Myanmar’s remarkable natural and cultural assets give it clear potential to become a major tourism destination in Southeast Asia but political upheaval, underdeveloped infrastructure, and uneven economic benefits have kept that potential from being fully realized.

A Land Waiting to Be Seen

Myanmar is a country defined by striking contrasts. On the plains of Bagan, more than 2,200 ancient pagodas rise through morning mist. On Inle Lake, fishermen balance on narrow boats, rowing with one leg, a skill passed down for generations. Yangon’s Shwedagon Pagoda, gleaming with an estimated 60 tons of gold leaf (Dapice 2), remains a focal point for locals and visitors alike.

When Myanmar began easing restrictions in 2011 after decades of isolation, the world responded with curiosity. International tourist arrivals jumped from about 816,000 in 2011 to more than 4.68 million by 2015 (Myanmar Tourism Statistics). The World Travel & Tourism Council reported that by 2019, travel and tourism contributed 6.6% of Myanmar’s GDP and supported over 1.5 million jobs (“Travel & Tourism Economic Impact 2019: Myanmar”).

“International tourist arrivals jumped from about 816,000 in 2011 to more than 4.68 million by 2015”

— Myanmar Tourism Statistics

Faltering

However, these early gains proved fragile. The 2017 Rohingya crisis brought international criticism and fresh travel advisories. By 2018, arrivals had dropped by nearly 38% from peak levels (Myanmar Times).

Then came the COVID-19 pandemic, compounded by the 2021 military coup. According to the Myanmar Ministry of Hotels and Tourism, international arrivals in 2021 fell by more than 90% compared to pre-pandemic figures (Htwe). The Myanmar Tourism Federation estimated that in 2022, only about 200,000 foreign tourists visited the country which was far below the millions once projected (Kyaw).

“In 2022, only about 200,000 foreign tourists visited the country which was far below the millions once projected”

—-Myanmar Tourism Statistics (Kyaw)

Deeper Challenges

Even before these crises, the gap between Myanmar’s promise and its practical realities was already clear. Only about one-third of roads nationwide are paved, complicating travel to many regions (Asian Development Bank). Internet connectivity and reliable power remain uneven, especially in rural communities that could otherwise draw more visitors.

Profits also flow unevenly. A 2021 report by the Myanmar Responsible Tourism Institute found that large, often foreign-owned hotels and tour operators capture the largest share of spending, while smaller local businesses and rural communities struggle to benefit directly (Htun and Aung 12).

Small Signs of Change

Despite these challenges, there are efforts pointing toward more balanced growth. Community-based tourism (CBT) projects have gained ground in states like Kayah, where villagers lead cultural tours, host homestays, and guide treks that keep up to 80% of spending in the local economy (Tourism Transparency 4).

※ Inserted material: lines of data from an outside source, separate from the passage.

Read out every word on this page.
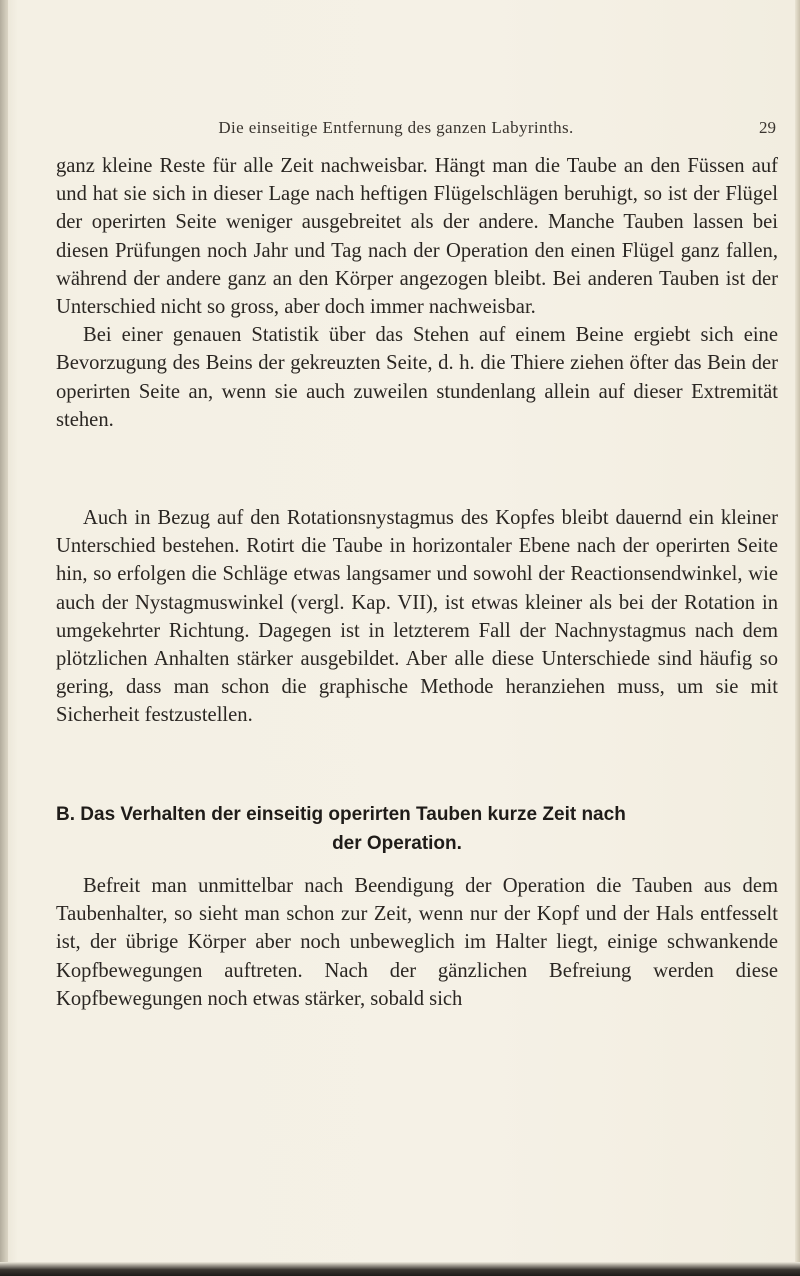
Die einseitige Entfernung des ganzen Labyrinths.	29

ganz kleine Reste für alle Zeit nachweisbar. Hängt man die Taube an den Füssen auf und hat sie sich in dieser Lage nach heftigen Flügelschlägen beruhigt, so ist der Flügel der operirten Seite weniger ausgebreitet als der andere. Manche Tauben lassen bei diesen Prüfungen noch Jahr und Tag nach der Operation den einen Flügel ganz fallen, während der andere ganz an den Körper angezogen bleibt. Bei anderen Tauben ist der Unterschied nicht so gross, aber doch immer nachweisbar.

Bei einer genauen Statistik über das Stehen auf einem Beine ergiebt sich eine Bevorzugung des Beins der gekreuzten Seite, d. h. die Thiere ziehen öfter das Bein der operirten Seite an, wenn sie auch zuweilen stundenlang allein auf dieser Extremität stehen.

Auch in Bezug auf den Rotationsnystagmus des Kopfes bleibt dauernd ein kleiner Unterschied bestehen. Rotirt die Taube in horizontaler Ebene nach der operirten Seite hin, so erfolgen die Schläge etwas langsamer und sowohl der Reactionsendwinkel, wie auch der Nystagmuswinkel (vergl. Kap. VII), ist etwas kleiner als bei der Rotation in umgekehrter Richtung. Dagegen ist in letzterem Fall der Nachnystagmus nach dem plötzlichen Anhalten stärker ausgebildet. Aber alle diese Unterschiede sind häufig so gering, dass man schon die graphische Methode heranziehen muss, um sie mit Sicherheit festzustellen.

B. Das Verhalten der einseitig operirten Tauben kurze Zeit nach
der Operation.

Befreit man unmittelbar nach Beendigung der Operation die Tauben aus dem Taubenhalter, so sieht man schon zur Zeit, wenn nur der Kopf und der Hals entfesselt ist, der übrige Körper aber noch unbeweglich im Halter liegt, einige schwankende Kopfbewegungen auftreten. Nach der gänzlichen Befreiung werden diese Kopfbewegungen noch etwas stärker, sobald sich
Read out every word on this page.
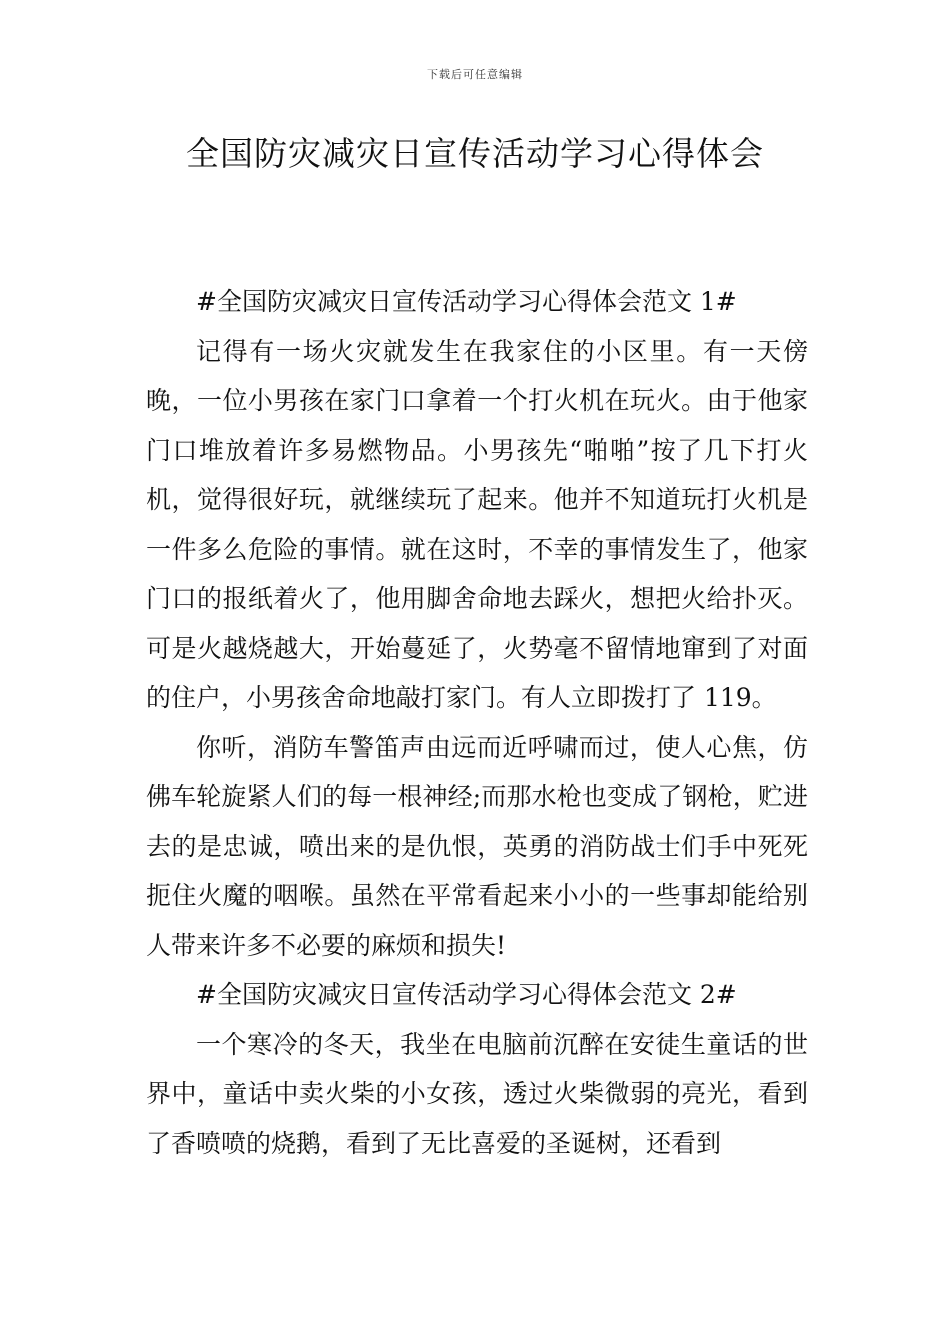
下载后可任意编辑
全国防灾减灾日宣传活动学习心得体会

#全国防灾减灾日宣传活动学习心得体会范文 1#

记得有一场火灾就发生在我家住的小区里。有一天傍晚，一位小男孩在家门口拿着一个打火机在玩火。由于他家门口堆放着许多易燃物品。小男孩先“啪啪”按了几下打火机，觉得很好玩，就继续玩了起来。他并不知道玩打火机是一件多么危险的事情。就在这时，不幸的事情发生了，他家门口的报纸着火了，他用脚舍命地去踩火，想把火给扑灭。可是火越烧越大，开始蔓延了，火势毫不留情地窜到了对面的住户，小男孩舍命地敲打家门。有人立即拨打了 119。

你听，消防车警笛声由远而近呼啸而过，使人心焦，仿佛车轮旋紧人们的每一根神经;而那水枪也变成了钢枪，贮进去的是忠诚，喷出来的是仇恨，英勇的消防战士们手中死死扼住火魔的咽喉。虽然在平常看起来小小的一些事却能给别人带来许多不必要的麻烦和损失!

#全国防灾减灾日宣传活动学习心得体会范文 2#

一个寒冷的冬天，我坐在电脑前沉醉在安徒生童话的世界中，童话中卖火柴的小女孩，透过火柴微弱的亮光，看到了香喷喷的烧鹅，看到了无比喜爱的圣诞树，还看到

On Inle Lake, the Inle Heritage Foundation has created programs that train young people in hospitality and conservation, pairing local livelihoods with environmental protection (“Inle Heritage Annual Report 2022”). Small businesses and social enterprises in Yangon and Mandalay have also shown how tourism can be tied to community benefit rather than just large-scale commercial profit.

Looking Forward

Myanmar remains a destination defined by contrasts: rich in heritage and natural beauty, yet marked by fragility and uncertainty. Its tourism future depends on whether the country can close the gap between what the world sees and what people on the ground actually experience.

If that happens, the sunrise over Bagan may once again greet visitors from around the world.